I am sorry. I should be happier. Irene is round and happy and loves Martha as far as I can tell. I mustn’t send this letter to you, Darling. All the worries you have. The work to keep the house a home and furniture and the fire, the kitchen supplied, all calm for your visits, in the end, in the night . . . This is just a passing mood. Forgive me.
Bless you and keep you,
Yours,
Eva
June 21st, 1945
Black Rock House,
Stanley Road,
Hastings
Beloved Francis,
Your lovely long letter came and I felt calmed and happy. I’m glad that you have been resting and that Emily, too, is better. Early mornings are best for work; work without looking up until one and then after lunch, relax. It is a much better system than your previous way. Did you get my cable? Irene is due back any day now. She was cross with me for not rallying after VE day and I tried to explain that I felt it inside, a liberation of sorts – or, a dignified sense of weary victory, if one can put it that way – but if I am honest, I merely felt as though I were looking out of my window at a broken piece of glass. I took a walk along the promenade which is covered in barbed wire and hooks, with sandbags propping up the edges, it was dreary; quite empty.
I could not shake an image of Irene in the flat on Regents Park, with her candlesticks in the fireplace as if it were perfectly normal that the windows were knocked out; those dreadful friends: no electric light, no water for her bath. Those things she said to me, ‘Eva, I can never reach the places you have been to. How am I supposed to?’ She said she found me ‘suffocating’. I believe there is a special gentleman somewhere, but she tells me nothing.

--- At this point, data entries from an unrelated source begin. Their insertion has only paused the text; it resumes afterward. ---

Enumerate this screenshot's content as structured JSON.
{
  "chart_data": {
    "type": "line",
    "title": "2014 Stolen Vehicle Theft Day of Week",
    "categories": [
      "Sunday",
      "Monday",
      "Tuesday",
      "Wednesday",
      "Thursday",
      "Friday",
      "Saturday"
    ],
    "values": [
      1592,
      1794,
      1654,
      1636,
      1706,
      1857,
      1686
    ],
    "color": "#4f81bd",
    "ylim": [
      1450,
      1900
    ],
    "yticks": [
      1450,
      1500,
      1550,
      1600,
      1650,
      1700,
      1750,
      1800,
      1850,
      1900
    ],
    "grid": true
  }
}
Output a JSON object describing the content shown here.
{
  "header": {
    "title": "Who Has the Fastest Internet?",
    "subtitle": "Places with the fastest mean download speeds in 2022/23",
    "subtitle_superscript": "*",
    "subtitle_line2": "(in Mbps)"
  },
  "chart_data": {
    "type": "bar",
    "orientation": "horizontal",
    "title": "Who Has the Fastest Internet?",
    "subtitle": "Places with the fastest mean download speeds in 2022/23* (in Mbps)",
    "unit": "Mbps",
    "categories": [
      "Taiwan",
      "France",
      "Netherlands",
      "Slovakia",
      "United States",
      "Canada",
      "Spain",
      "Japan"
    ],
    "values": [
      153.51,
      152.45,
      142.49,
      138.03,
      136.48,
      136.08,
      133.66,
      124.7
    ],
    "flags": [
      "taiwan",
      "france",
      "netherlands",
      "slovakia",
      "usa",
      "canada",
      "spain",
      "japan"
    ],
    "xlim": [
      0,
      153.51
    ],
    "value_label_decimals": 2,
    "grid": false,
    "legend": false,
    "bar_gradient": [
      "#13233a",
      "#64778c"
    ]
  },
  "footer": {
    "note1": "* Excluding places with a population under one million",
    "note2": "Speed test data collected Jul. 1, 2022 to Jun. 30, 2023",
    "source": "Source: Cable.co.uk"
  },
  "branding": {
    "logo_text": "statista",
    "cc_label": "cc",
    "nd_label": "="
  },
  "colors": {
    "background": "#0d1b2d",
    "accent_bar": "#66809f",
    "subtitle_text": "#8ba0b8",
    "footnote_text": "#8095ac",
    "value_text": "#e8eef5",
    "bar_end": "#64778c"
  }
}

She will be coming back to live with me here in Hastings now the war is over. I fear that it might be difficult for us to accommodate each other again after this time apart. I am nervous, darling, but I suppose we shall get along. Perhaps she will not stay for long? I am sure she will travel, go to the places she talks of. One can only hope that the world will open up again now for the young.
This uncanny, brilliant sunshine gets wearing, and I miss you. Ought you not come and meet up with me next month?
Meanwhile, all love,
Yours,
Evangeline.
40.
London, Present Day
Victoria Station
Victoria Station was a rush of commuters beating each other to the prime seats. The air was hot, frenetic and Frieda stood, conspicuous with a large birdcage in her hand, waiting on the concourse to take a train to the sea. Her flat was sub-let, her report submitted. She had asked for, and was granted, a sabbatical; a window, a pause, to live by the sea.
‘But what are you going to do?’ colleagues asked her, after they had together spent two hours in a strategy meeting that resulted in a list of action points that did not resemble or refer to any actual action, or point. She made noises about research and hinted at personal projects but said no more.
‘The youth of the Islamic world will simply have to struggle on without you,’ they said.
She was rather an expert now at feeding frozen mice to the owl, which, as the print-out warned would happen, had ‘attached’ itself to her and had taken to hooting through the night, thinking, sadly, of Frieda as its mate. To be friendly, to be a sport, Frieda hoots back. She has left a husband to his discontented wife and their three boys.